LEARNING TO LEARN?

LEARNING TO LEARN?

Back in 1992 I wrote "Learning To Learn" an article that was published in "New Horizons for Learning" (https://implicity.org/learning.htm).

In the many years since I have come to realize we must qualify what we mean by 'learning to learn' because we don't have to teach children to learn.

As Jack Shonkoff (Neurons to Neighborhoods @ Harvard) says: "Children are born ready to learn. We don't have to make them ready to learn. We don't have to teach them how to learn. They are wired from the beginning to learn, and they're wired to experience and to master the world around them."

However, Dr. Shonkoff is referring to the natural modes of learning, not the artificial modes of learning that success in school and later life depends on. We do have to teach children how to learn ARTIFICIALLY and their lives depend on how well we do it.

Reading, writing, math, and all their abstract, conventional, and technological outgrowths, require our brains to process information in complexly artificial ways. Whereas we learn to move, feel, touch, smell, taste, hear, emote, walk, and talk by reference to the immediate internal feel of learning them, in the artificial domains we learn from the external, abstract, authority of who or what we are learning from. In natural modes of learning we learn from immediately synchronous (self-generated) feedback on the edge of participating (falling while walking). In the artificial modes, (other-provided) feedback can be way out of ‘sync’ with the learning it relates to (test results in school provide feedback far downstream from the learning they measure). Most of the children who struggle in school are struggling with artificial learning challenges.

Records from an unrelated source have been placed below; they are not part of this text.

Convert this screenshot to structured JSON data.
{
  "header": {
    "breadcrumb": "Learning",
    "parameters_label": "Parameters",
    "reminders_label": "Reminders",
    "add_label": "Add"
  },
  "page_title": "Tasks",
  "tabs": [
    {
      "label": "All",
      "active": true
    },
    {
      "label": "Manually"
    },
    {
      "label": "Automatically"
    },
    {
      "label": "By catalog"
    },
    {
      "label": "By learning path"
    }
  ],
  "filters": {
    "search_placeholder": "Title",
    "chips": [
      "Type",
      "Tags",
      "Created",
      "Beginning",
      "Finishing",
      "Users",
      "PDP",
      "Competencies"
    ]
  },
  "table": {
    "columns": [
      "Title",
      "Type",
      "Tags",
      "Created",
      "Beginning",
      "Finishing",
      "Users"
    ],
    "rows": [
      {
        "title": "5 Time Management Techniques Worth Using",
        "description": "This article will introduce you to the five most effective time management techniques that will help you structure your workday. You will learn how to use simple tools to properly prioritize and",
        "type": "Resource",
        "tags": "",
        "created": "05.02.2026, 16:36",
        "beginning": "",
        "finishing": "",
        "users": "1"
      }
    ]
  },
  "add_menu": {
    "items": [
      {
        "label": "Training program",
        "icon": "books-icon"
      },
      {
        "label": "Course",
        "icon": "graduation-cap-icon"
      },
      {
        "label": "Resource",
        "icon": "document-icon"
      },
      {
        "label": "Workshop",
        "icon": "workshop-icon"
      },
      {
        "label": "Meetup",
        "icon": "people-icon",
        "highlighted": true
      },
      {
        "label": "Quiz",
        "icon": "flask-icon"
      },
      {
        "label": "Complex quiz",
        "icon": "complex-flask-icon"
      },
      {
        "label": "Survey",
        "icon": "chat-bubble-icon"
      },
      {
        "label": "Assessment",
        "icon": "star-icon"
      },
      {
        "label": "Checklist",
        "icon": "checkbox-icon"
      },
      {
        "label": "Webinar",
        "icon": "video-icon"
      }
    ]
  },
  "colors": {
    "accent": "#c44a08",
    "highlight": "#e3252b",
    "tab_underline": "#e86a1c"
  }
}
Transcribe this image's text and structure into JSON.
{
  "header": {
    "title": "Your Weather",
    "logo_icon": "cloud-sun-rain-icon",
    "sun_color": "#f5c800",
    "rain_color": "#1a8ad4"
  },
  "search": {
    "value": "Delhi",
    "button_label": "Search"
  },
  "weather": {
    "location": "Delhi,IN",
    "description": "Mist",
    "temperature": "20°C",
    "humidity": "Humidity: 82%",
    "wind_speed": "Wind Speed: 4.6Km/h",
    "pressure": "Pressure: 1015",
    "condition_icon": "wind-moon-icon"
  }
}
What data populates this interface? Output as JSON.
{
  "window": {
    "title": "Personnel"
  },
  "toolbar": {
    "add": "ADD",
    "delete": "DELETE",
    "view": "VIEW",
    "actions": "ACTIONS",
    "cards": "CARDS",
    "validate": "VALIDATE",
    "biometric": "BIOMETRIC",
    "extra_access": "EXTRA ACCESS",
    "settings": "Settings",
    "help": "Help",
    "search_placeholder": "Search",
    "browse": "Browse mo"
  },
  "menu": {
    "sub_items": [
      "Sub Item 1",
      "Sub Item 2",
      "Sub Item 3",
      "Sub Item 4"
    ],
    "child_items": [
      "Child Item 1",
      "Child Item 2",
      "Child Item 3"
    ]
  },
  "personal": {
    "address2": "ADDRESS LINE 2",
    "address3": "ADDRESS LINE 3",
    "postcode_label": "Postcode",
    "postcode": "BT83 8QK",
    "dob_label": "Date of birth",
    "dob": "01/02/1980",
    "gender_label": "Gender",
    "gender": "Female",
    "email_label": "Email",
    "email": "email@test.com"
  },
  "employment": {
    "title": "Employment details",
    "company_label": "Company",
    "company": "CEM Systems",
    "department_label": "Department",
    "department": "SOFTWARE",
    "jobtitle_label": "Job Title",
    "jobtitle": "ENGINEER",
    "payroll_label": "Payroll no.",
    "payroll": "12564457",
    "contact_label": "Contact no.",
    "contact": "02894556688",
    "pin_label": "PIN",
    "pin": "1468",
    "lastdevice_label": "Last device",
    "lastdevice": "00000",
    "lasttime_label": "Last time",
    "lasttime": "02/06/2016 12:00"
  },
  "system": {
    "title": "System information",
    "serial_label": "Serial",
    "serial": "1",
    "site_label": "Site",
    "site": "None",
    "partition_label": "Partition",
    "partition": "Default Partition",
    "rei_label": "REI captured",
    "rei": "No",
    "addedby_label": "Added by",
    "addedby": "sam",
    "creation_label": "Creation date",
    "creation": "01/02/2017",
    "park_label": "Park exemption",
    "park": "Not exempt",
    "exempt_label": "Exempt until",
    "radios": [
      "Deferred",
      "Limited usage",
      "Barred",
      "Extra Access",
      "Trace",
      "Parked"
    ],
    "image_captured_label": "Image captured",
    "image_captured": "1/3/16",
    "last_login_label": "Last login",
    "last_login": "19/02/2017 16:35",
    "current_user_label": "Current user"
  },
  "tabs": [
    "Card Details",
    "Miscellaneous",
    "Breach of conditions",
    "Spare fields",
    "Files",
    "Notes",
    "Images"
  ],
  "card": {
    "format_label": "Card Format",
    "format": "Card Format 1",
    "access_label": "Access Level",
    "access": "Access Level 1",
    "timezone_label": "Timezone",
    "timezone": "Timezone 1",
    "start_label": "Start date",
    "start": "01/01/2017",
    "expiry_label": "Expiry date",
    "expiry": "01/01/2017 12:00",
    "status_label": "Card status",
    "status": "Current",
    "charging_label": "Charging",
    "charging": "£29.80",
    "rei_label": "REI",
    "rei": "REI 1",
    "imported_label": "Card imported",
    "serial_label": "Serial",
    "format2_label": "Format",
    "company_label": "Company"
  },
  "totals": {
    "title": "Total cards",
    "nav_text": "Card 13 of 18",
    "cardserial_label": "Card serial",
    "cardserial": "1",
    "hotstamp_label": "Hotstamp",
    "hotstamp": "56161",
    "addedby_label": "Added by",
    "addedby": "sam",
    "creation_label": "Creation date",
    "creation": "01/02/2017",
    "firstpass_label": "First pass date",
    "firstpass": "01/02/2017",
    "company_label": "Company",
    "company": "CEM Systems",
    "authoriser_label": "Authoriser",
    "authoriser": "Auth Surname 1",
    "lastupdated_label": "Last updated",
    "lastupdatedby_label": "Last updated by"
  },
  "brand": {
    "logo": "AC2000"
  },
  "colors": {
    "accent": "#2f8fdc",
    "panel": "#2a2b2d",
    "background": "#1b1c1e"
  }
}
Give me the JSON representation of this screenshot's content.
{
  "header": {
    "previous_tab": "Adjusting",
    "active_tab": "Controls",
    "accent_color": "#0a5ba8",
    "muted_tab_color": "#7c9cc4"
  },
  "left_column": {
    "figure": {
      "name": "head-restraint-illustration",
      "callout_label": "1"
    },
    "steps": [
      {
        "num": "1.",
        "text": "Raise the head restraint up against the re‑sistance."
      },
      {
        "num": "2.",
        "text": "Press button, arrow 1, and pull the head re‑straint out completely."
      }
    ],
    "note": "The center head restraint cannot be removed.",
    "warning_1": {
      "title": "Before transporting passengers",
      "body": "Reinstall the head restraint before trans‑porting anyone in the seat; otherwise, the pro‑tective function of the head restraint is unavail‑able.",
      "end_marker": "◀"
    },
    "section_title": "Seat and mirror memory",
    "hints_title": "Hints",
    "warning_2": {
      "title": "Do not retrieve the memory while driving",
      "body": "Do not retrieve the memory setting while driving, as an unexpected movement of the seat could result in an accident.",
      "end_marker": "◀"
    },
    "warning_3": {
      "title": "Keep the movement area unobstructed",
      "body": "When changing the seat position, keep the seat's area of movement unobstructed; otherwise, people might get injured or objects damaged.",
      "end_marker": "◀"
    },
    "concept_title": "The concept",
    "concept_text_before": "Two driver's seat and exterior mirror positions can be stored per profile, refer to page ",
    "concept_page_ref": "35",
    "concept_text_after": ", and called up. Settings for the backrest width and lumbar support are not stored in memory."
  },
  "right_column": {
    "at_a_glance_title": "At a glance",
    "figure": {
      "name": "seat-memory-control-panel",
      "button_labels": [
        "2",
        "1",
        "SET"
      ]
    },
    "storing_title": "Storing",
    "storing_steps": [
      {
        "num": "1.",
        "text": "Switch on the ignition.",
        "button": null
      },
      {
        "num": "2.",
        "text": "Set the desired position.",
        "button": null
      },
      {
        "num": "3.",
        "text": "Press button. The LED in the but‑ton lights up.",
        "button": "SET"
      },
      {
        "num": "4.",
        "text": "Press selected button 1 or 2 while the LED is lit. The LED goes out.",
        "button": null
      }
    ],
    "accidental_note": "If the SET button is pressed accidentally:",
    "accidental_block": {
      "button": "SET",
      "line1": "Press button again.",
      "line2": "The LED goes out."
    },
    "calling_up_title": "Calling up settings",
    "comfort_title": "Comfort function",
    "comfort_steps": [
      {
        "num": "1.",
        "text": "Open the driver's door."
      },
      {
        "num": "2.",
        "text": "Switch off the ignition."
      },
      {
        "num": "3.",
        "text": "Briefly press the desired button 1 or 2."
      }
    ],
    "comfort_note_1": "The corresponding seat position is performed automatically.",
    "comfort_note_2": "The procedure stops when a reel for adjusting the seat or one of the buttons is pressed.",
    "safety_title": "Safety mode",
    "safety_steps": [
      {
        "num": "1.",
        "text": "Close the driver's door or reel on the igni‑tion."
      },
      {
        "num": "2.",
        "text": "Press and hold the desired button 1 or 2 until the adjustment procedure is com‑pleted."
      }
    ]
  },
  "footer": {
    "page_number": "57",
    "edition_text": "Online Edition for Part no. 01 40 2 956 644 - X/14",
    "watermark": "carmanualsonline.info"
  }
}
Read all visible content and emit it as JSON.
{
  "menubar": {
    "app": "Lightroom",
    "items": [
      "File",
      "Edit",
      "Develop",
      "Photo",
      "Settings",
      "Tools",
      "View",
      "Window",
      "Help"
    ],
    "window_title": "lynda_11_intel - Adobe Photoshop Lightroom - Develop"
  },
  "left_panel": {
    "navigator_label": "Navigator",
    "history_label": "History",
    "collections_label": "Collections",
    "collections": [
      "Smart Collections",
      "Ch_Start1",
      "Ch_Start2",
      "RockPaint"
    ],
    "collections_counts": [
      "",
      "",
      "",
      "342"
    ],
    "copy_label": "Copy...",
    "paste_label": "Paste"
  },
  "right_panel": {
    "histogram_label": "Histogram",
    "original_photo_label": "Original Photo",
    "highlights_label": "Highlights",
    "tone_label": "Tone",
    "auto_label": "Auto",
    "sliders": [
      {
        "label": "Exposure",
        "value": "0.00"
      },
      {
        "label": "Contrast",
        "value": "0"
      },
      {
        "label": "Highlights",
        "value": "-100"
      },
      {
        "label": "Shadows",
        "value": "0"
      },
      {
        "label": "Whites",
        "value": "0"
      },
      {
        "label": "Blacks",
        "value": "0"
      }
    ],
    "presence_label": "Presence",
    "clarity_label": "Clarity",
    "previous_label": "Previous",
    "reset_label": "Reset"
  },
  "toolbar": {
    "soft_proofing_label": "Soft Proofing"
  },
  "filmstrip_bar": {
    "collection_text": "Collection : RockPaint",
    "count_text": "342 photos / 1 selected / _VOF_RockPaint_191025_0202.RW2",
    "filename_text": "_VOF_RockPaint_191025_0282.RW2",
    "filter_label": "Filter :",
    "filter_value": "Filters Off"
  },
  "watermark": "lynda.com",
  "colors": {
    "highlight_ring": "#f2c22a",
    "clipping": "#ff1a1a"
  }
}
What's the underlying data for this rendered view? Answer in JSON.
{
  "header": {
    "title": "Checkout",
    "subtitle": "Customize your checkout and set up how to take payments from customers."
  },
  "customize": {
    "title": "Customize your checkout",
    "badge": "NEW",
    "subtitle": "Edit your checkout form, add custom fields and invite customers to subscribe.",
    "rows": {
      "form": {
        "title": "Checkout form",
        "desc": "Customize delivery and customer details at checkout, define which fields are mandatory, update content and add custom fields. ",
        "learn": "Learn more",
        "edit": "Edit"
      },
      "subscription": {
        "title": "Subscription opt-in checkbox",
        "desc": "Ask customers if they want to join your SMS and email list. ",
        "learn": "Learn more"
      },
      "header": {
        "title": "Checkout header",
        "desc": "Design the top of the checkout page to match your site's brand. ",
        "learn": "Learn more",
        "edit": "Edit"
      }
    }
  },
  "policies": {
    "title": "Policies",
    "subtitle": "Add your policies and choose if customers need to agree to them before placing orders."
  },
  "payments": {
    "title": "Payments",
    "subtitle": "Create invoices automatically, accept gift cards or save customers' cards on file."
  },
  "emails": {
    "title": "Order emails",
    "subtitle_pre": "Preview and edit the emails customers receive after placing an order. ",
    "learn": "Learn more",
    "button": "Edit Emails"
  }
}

This is important. Without differentiating these radically different modes of learning we create the conditions in which children grow up feeling ashamed of their minds. How that happens, how most of our kids grow up to various degrees feeling ashamed of their learning (for not being good enough at learning like a machine) is the bigger issue.

The issue isn't learning to learn. It's learning not to become learning disabled while learning to become artificially learning enabled.